David Blatt didn’t know what he was doing. His team was floundering. More was expected, with this talent and a soft schedule he was wasting a golden opportunity. This was a man who clearly didn’t recognise how to use his players and his way of playing was clearly wrong. The only question is whether we’re talking about Cleveland this season or Tel Aviv a year ago.
In the early spring of 2014, David Blatt looked a failure. Maccabi Tel Aviv were playing terribly in the Israeli League, were floundering in Euroleague’s top 16, and frankly looked like a team that was going to waste David Blu’s final season in the blue and gold. Within a few months, Blatt had secured the triple crown of taking the Euroleague and Israeli championships along with the Israeli Cup. When he sat for the post Euroleague final press conference he joked about the big job everyone was expecting him to get, head coach of CSKA Moscow. He had led Maccabi to a stunning victory over the richest club in Europe but after that game all we wanted to talk about was Tyrese Rice. Were it not for the CSKA rumours, Rice would have probably been the dominant talking point after the final. This would have been totally deserved by the way, Rice was amazing that weekend. Either way, everyone figured Ettore Messina was going to be the Euroleague coach who took a NBA job and Blatt would replace him at CSKA.
There wasn’t even a hint that David Blatt was going to the NBA. When that story finally came around, it didn’t look like Cleveland but when it turned out to be the Cavs it looked a good gig. The Cavs had young talent and generally looked to be under-performing. It was the type of low bar that a first year coach in the NBA would be happy to aim for. Blatt isn’t your run of the mill first year coach. If the marbles start rolling his way, he plays for all of them. So when the front office delivered LeBron James and then Kevin Love, Blatt was in his happy place. He had the players he needed but turning this outfit into a convincing unit was going to take time.
It was during those rough phases that the questions started to be asked. Was Blatt respected, was LeBron happy with him? How easy it is to forget that LeBron had several years of his career with Mike Woodson running the sideline. He knows what it’s like to have a coach that can’t cut it at this level. When Erik Spoelstra was questioned during his maiden season with the Big Three, LeBron wasn’t exactly perfect with the media in his defence of the coach but he knew he needed Spo. He’s been a long way from perfect with Blatt too but, again, we are starting to see that LeBron knows he needs him.

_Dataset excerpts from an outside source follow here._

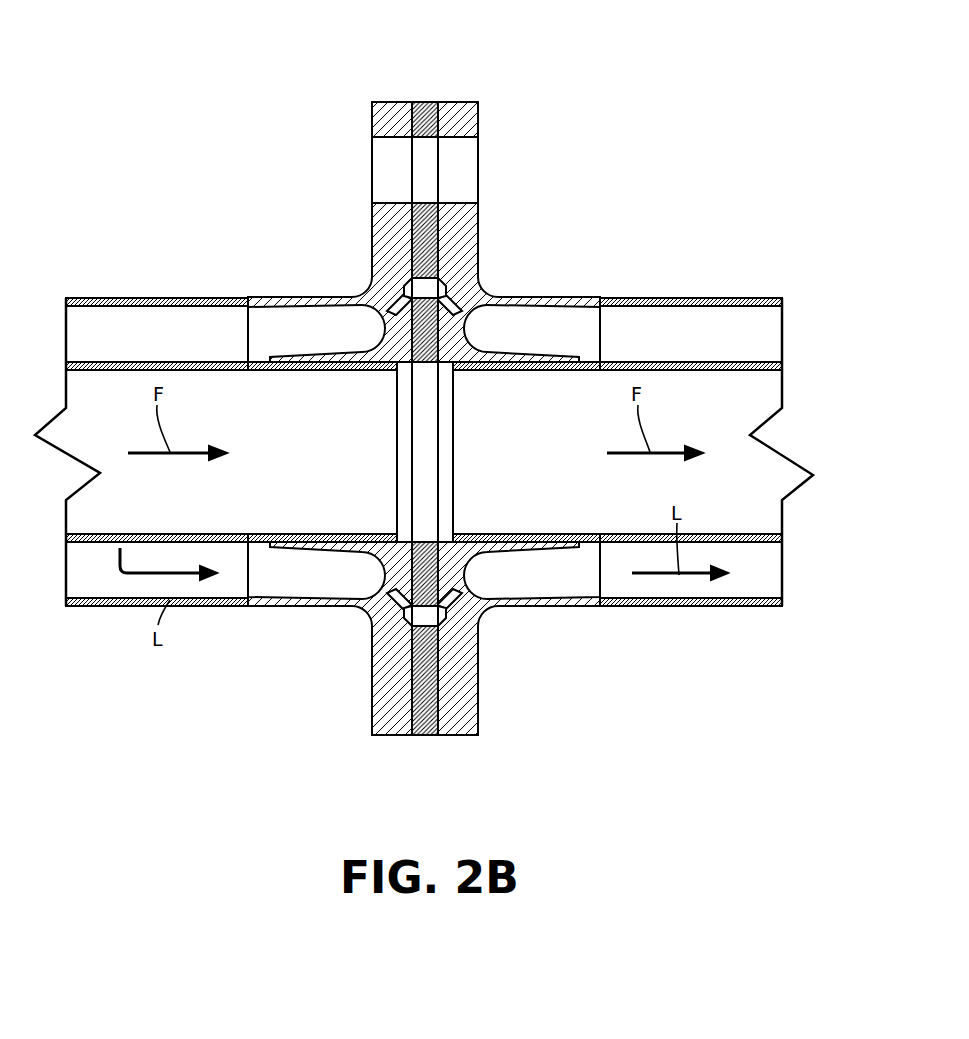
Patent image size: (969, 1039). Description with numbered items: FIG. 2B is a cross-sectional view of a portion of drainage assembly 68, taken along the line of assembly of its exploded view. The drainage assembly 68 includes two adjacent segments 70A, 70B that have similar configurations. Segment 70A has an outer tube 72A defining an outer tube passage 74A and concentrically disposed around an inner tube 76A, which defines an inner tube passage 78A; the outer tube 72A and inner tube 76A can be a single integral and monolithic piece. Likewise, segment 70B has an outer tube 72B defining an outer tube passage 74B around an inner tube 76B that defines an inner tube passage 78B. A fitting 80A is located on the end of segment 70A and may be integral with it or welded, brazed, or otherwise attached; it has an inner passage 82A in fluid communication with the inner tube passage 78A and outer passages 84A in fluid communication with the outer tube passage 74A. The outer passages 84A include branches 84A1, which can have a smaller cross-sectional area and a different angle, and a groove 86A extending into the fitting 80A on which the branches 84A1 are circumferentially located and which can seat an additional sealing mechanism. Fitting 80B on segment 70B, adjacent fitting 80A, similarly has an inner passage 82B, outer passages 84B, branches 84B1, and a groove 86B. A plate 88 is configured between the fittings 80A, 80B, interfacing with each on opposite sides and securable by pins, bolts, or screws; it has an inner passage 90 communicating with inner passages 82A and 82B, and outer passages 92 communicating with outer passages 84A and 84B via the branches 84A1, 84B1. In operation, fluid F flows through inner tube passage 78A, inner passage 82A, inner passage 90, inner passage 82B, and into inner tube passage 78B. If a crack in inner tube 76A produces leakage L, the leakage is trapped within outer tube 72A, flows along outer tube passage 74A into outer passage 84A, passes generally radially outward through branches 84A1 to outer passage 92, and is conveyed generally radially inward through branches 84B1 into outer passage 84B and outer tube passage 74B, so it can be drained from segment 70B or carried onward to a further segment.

The drainage assembly 68 is at (55, 184).
The segment 70A is at (176, 247).
The segment 70B is at (667, 242).
The outer tube 72A is at (236, 606).
The outer tube 72B is at (713, 606).
The outer tube passage 74A is at (194, 596).
The outer tube passage 74B is at (647, 597).
The inner tube 76A is at (78, 552).
The inner tube 76B is at (766, 552).
The inner tube passage 78A is at (97, 534).
The inner tube passage 78B is at (746, 535).
The fitting 80A is at (372, 252).
The fitting 80B is at (478, 250).
The inner passage 82A is at (395, 412).
The inner passage 82B is at (455, 412).
The outer passages 84A is at (320, 591).
The outer passages 84B is at (507, 596).
The branches 84A1 is at (375, 680).
The branches 84B1 is at (477, 677).
The groove 86A is at (407, 640).
The groove 86B is at (443, 640).
The plate 88 is at (424, 118).
The inner passage 90 is at (440, 468).
The outer passages 92 is at (423, 635).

The turning point for Blatt and the Cavs was the arrival of Timofey Mozgov. On the floor, this was a team that sorely needed a big but for Blatt it was also about getting a player who was going to be a respected starter who knew Blatt ball better than anyone in Cleveland. Mozgov was part of the Russian team guided by Blatt through a pair of bronzes at EuroBasket 2011 and the 2012 London Olympics. He was also a player who Blatt brought in after he had guided Russia to a shocking victory in EuroBasket 2007. He was used to being a guy who came in to help a team that already had a significant amount of talent. Like that Russian team, the arrival of Mozgov in Cleveland isn’t something that turns the Cavs into probable NBA champions but it changes the complexion for their coach.

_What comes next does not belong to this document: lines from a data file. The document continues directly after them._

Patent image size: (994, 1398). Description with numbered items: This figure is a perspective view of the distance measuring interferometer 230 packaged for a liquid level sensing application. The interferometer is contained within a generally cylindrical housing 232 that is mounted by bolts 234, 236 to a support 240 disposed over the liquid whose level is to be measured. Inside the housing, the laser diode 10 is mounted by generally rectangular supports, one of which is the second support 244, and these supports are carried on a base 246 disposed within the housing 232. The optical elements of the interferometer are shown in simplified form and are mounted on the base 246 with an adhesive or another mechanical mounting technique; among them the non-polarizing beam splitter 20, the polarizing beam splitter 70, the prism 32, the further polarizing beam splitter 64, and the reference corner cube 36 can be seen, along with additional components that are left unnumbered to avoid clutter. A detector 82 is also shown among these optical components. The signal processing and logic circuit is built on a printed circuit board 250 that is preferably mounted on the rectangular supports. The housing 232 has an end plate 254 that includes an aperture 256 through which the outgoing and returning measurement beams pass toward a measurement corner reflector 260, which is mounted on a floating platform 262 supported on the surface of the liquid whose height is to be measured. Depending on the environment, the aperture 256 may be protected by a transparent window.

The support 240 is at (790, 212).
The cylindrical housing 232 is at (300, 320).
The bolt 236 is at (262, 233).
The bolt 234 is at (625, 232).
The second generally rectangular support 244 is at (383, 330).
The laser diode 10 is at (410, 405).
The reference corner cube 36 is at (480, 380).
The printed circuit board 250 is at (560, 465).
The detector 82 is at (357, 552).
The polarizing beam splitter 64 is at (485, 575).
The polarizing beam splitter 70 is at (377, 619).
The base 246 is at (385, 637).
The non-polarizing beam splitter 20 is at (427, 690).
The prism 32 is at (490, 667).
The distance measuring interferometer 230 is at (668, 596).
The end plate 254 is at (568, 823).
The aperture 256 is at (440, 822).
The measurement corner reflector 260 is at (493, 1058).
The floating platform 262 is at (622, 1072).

It’s still a long, long, way from smooth. At least from the outside. Cleveland swept the Hawks in the Eastern Conference Finals but without Kevin Love, they are far from at their best heading into a series with a ridiculously talented Golden State team. The Warriors look like they will be down a Splash Bro due to Klay Thompson’s injury but the Warriors look far more capable of winning without one of their best guys than pretty much anybody in the NBA. They still have Curry, Iggy, Green, and Bogut. This is a team that can bury you with offence and suffocate you on D. The one thing going for Blatt in this series is that even the wounded Warriors are clear favourites to take down his Cavs.
Blatt loves being the underdog. If anything his biggest struggles have come when he’s been a clear favourite, like when he suddenly had a loaded roster in Cleveland that every coach this side of Steve Kerr would kill for. It was when he was up against it, when everyone was questioning his ability at this level the most, that things started to move his way.

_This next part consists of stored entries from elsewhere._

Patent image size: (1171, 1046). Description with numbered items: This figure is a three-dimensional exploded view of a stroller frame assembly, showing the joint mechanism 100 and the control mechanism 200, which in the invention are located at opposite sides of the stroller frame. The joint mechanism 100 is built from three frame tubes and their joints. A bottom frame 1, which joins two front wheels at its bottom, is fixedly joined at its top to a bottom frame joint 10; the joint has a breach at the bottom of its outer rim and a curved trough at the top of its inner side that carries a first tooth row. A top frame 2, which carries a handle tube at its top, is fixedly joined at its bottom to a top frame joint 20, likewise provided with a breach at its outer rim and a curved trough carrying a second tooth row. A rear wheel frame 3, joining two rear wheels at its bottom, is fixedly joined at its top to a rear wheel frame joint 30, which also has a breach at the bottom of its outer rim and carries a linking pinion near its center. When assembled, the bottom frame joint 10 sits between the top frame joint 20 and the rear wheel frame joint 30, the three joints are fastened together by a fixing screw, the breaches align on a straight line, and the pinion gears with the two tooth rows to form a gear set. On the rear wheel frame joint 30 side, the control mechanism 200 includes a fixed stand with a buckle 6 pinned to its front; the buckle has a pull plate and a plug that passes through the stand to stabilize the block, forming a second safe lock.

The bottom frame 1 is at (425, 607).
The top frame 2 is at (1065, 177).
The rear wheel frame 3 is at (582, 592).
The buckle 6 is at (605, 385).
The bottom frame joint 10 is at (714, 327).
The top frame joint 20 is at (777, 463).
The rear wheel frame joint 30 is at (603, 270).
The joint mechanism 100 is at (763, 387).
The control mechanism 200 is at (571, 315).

Mozgov arrived, that gave him a Blatt guy and LeBron was LeBron. Things started to gel. Blatt’s style doesn’t wash with everyone but even the greatest player alive today knew that he had to work with Blatt not in spite of him to make the Cavs relevant in the post-season. It’s still a far from perfect relationship from the outside but the results and the performances indicate what needs to work is working.
Now, Blatt, is in with his shot of another final. He doesn’t have the luxury of the one-and-done punch in the mouth approach that brought Maccabi to glory in Milano. He’s going up a complete unit and he’s down Kevin Love. The Warriors will be without Thompson for at least part of this series but the odds are still against Cleveland. That’s probably where Blatt feels most comfortable.